China’s mobile payment ecosystem has taken off in a big way. To put things into perspective, while Apple Pay is estimated to have 127 million users, Chinese payment apps like AliPay and WeChat Pay have 500 million and 900 million active monthly users respectively.
Mobile payments in China
Both WeChat Pay and AliPay use QR codes to facilitate payments. So a smartphone user who wants to pay a bill to a retailer simply needs to use their phone to scan the QR code displayed by the seller to make the payment. This simplicity is essentially what enabled mobile payments to explode in popularity.
In the West, use of credit cards had seeped into every segment of society during the past few decades. But in China, credit cards were largely limited to high-income earners. Over the last decade, the popularity of mobile phones resulted in a generation of people who were desperately searching for convenient payment options.
Homegrown companies like Alibaba and Tencent latched onto the massive opportunity, launching payment systems like AliPay and WeChat Pay. The result – Chinese users adopted this new payment solution rapidly and the country has become the global leader in mobile payment solutions.
China essentially went from cash-based to a mobile payment society, skipping the credit card phase that the West went through. A 2017 survey found that almost 92 percent of people in some of the biggest Chinese cities used either AliPay or WeChat Pay as their primary payment method. Cash payments secured the second spot while credit card payments came in third place.
Today, the majority of adults in China use AliPay or WeChat Pay, from millionaires shopping for their gem-encrusted luxury watches to old ladies on the street buying groceries. “In China, eCommerce is a powerful incentive for users to purchase smartphones that enable mobile payment features. The social aspect that mobile payments brings can serve as an integral step in building trust and learning about digital services, especially in rural communities,” Mei Lee Quah, an Industry Principal Analyst at Frost & Sullivan, said in a statement (PR Newswire).
Another major factor that contributed to the rapid growth of mobile payments in China is merchant adoption. Chinese businesses were quick to offer mobile payments to their customers, whether it be the biggest shopping malls in the city, neighborhood grocery stores, or roadside eateries. Almost every business started displaying two QR codes, one for AliPay and another for WeChat Pay. As people discovered that they could pay for anything through their phone without having to rely on their wallet, interest in mobile payments surged.

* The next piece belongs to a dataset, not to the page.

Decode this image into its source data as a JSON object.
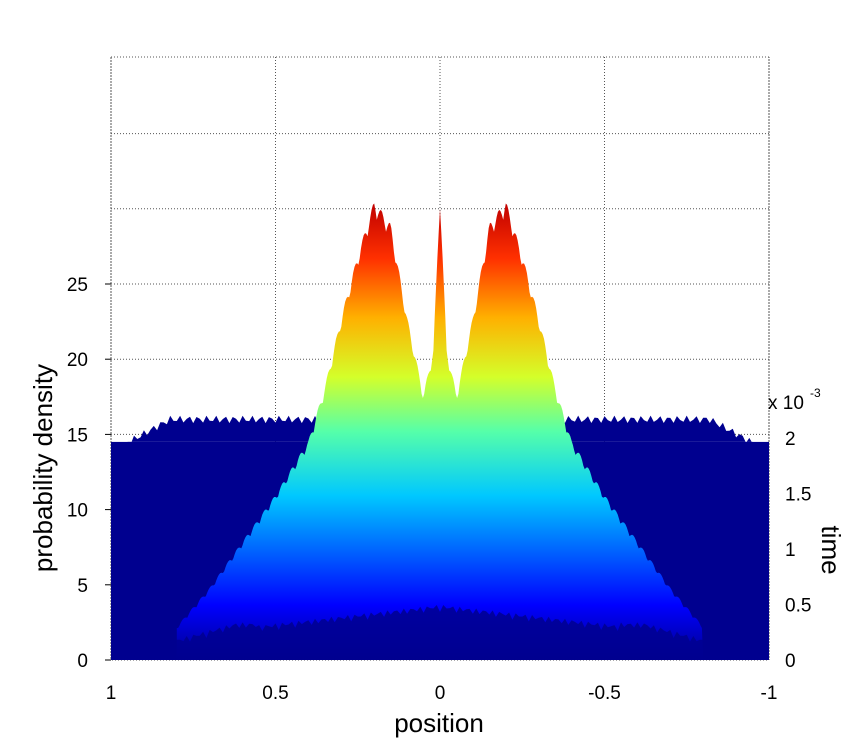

According to Frost & Sullivan, China’s mobile payments services market is expected to grow from US$29.93 trillion in 2017 to US$96.73 trillion by 2023, a more than threefold increase in a span of six years at a compound annual growth rate (CAGR) of 21.8 percent.

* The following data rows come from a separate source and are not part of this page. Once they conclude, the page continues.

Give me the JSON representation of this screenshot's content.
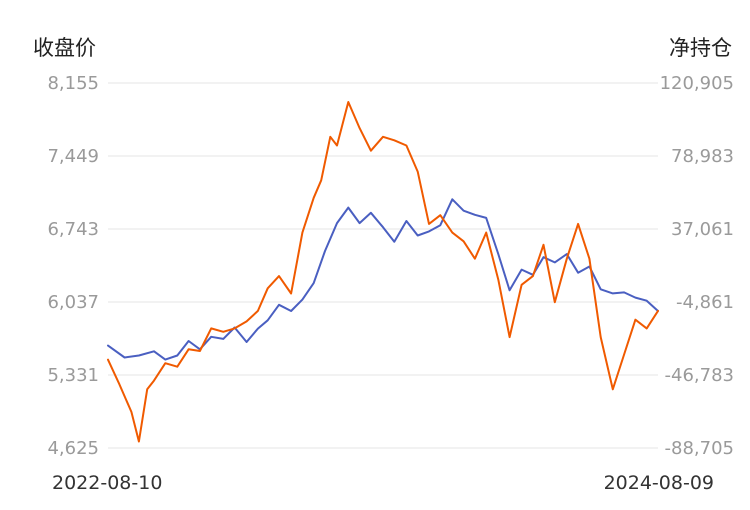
{
  "chart_data": {
    "type": "line",
    "left_axis_label": "收盘价",
    "right_axis_label": "净持仓",
    "left_axis": {
      "ticks": [
        8155,
        7449,
        6743,
        6037,
        5331,
        4625
      ],
      "tick_labels": [
        "8,155",
        "7,449",
        "6,743",
        "6,037",
        "5,331",
        "4,625"
      ],
      "range": [
        4625,
        8155
      ]
    },
    "right_axis": {
      "ticks": [
        120905,
        78983,
        37061,
        -4861,
        -46783,
        -88705
      ],
      "tick_labels": [
        "120,905",
        "78,983",
        "37,061",
        "-4,861",
        "-46,783",
        "-88,705"
      ],
      "range": [
        -88705,
        120905
      ]
    },
    "x_labels": [
      "2022-08-10",
      "2024-08-09"
    ],
    "x_range": [
      "2022-08-10",
      "2024-08-09"
    ],
    "grid": true,
    "series": [
      {
        "axis": "left",
        "color": "#4a5fc1",
        "x": [
          "2022-08-10",
          "2022-09-01",
          "2022-09-20",
          "2022-10-10",
          "2022-10-25",
          "2022-11-10",
          "2022-11-25",
          "2022-12-10",
          "2022-12-25",
          "2023-01-10",
          "2023-01-25",
          "2023-02-10",
          "2023-02-25",
          "2023-03-10",
          "2023-03-25",
          "2023-04-10",
          "2023-04-25",
          "2023-05-10",
          "2023-05-25",
          "2023-06-10",
          "2023-06-25",
          "2023-07-10",
          "2023-07-25",
          "2023-08-10",
          "2023-08-25",
          "2023-09-10",
          "2023-09-25",
          "2023-10-10",
          "2023-10-25",
          "2023-11-10",
          "2023-11-25",
          "2023-12-10",
          "2023-12-25",
          "2024-01-10",
          "2024-01-25",
          "2024-02-10",
          "2024-02-25",
          "2024-03-10",
          "2024-03-25",
          "2024-04-10",
          "2024-04-25",
          "2024-05-10",
          "2024-05-25",
          "2024-06-10",
          "2024-06-25",
          "2024-07-10",
          "2024-07-25",
          "2024-08-09"
        ],
        "y": [
          5615,
          5500,
          5520,
          5560,
          5480,
          5520,
          5660,
          5580,
          5700,
          5680,
          5790,
          5650,
          5780,
          5860,
          6010,
          5950,
          6060,
          6220,
          6530,
          6800,
          6950,
          6800,
          6900,
          6760,
          6620,
          6820,
          6680,
          6720,
          6780,
          7030,
          6920,
          6880,
          6850,
          6500,
          6150,
          6350,
          6300,
          6470,
          6420,
          6500,
          6320,
          6380,
          6160,
          6120,
          6130,
          6080,
          6050,
          5950
        ]
      },
      {
        "axis": "right",
        "color": "#f05a00",
        "x": [
          "2022-08-10",
          "2022-08-25",
          "2022-09-10",
          "2022-09-20",
          "2022-10-01",
          "2022-10-10",
          "2022-10-25",
          "2022-11-10",
          "2022-11-25",
          "2022-12-10",
          "2022-12-25",
          "2023-01-10",
          "2023-01-25",
          "2023-02-10",
          "2023-02-25",
          "2023-03-10",
          "2023-03-25",
          "2023-04-10",
          "2023-04-25",
          "2023-05-10",
          "2023-05-20",
          "2023-06-01",
          "2023-06-10",
          "2023-06-25",
          "2023-07-10",
          "2023-07-25",
          "2023-08-10",
          "2023-08-25",
          "2023-09-10",
          "2023-09-25",
          "2023-10-10",
          "2023-10-25",
          "2023-11-10",
          "2023-11-25",
          "2023-12-10",
          "2023-12-25",
          "2024-01-10",
          "2024-01-25",
          "2024-02-10",
          "2024-02-25",
          "2024-03-10",
          "2024-03-25",
          "2024-04-10",
          "2024-04-25",
          "2024-05-10",
          "2024-05-25",
          "2024-06-10",
          "2024-06-25",
          "2024-07-10",
          "2024-07-25",
          "2024-08-09"
        ],
        "y": [
          -38000,
          -52000,
          -68000,
          -85000,
          -55000,
          -50000,
          -40000,
          -42000,
          -32000,
          -33000,
          -20000,
          -22000,
          -20000,
          -16000,
          -10000,
          3000,
          10000,
          0,
          35000,
          55000,
          65000,
          90000,
          85000,
          110000,
          95000,
          82000,
          90000,
          88000,
          85000,
          70000,
          40000,
          45000,
          35000,
          30000,
          20000,
          35000,
          8000,
          -25000,
          5000,
          10000,
          28000,
          -5000,
          20000,
          40000,
          20000,
          -25000,
          -55000,
          -35000,
          -15000,
          -20000,
          -10000
        ]
      }
    ]
  }
}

AliPay uses a credit scoring system called Sesame Credit. Introduced in 2015, it was developed by Alibaba Group’s affiliate Ant Financial Services Group (AFSG). When launched, it was the first credit agency in China to use both online and offline information to score users. A value of 350 indicates low trustworthiness while a value of 950 marks high trustworthiness according to the scoring system.
Meanwhile, Tencent is currently testing their credit scoring system, with a score of 800 reportedly being considered as a high score. Named ‘WeChat Pay Points’, the system has been in testing since November 2018 and is expected to be rolled out later this year.
Both scoring methodologies not only take the credit history of a person into consideration, but also factors like personal connections, spending behavior, and so on.